If the pH level in the water drops below 6.5, the fishes and other aquatic life will have a hard time growing. If it drops below five, fishes may stop reproducing, or they may die. This highly affects young aquatic organisms.
Meanwhile, if the pH level in water gets too high, which is more than nine, this would convert most ammonium ions to ammonia, which is toxic to fishes. This can get worse if the temperature of the water rises as well. PH levels between nine and ten may keep the fishes from growing, and more than that will kill the fish.
Soil is a complicated system that requires various elements affected by pH levels, like fungal growth, root growth, availability of nutrients, and microbial activity. Too much acid in the soil can make many of its minerals soluble that can release toxic, like aluminium. Moreover, due to this, some nutrients like molybdenum and phosphorus decrease in soils with a low pH level. On the other hand, if the soil is too basic or alkaline, it will have less copper, zinc, manganese, iron, phosphorus, and boron.
Most plants need a pH range of around 6.0 to 7.0, the range where most nutrients are present. But some plants need soil that is either basic or acidic, like hyacinth that needs 6.5 to 7.5 and blueberries at 4.0 to 6.0.
Farmers often test the pH level or their soils using pH metres to know if they need to alter their soils before planting.

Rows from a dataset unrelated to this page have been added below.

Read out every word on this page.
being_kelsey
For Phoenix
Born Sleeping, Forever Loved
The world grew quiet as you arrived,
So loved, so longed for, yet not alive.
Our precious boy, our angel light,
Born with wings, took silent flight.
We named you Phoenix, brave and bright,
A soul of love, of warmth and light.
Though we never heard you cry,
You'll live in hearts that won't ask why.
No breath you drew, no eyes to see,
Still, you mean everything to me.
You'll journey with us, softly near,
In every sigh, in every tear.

PH is also important in water treatment, regardless if it is drinking or waste. Drinking water should have a pH level between 6.5 and 8.5. If the drinking water level is too low, it can degrade pipes, allowing toxic metals like lead and copper to get into the water supply. On the other hand, if the pH level is too high, the water will have an unpleasant taste and disinfectant, such as chlorine, will become less effective.
Treating the wastewater also requires the right pH levels to control the microbial or chemical reactions, making the treatment as efficient as possible. Operators need to carefully monitor and regulate pH based on the changes in microbial or chemical conditions.
These are just some of a lot of factors where pH can affect human lives. With that being said, monitoring the pH levels in virtually everything we use or consume is crucial.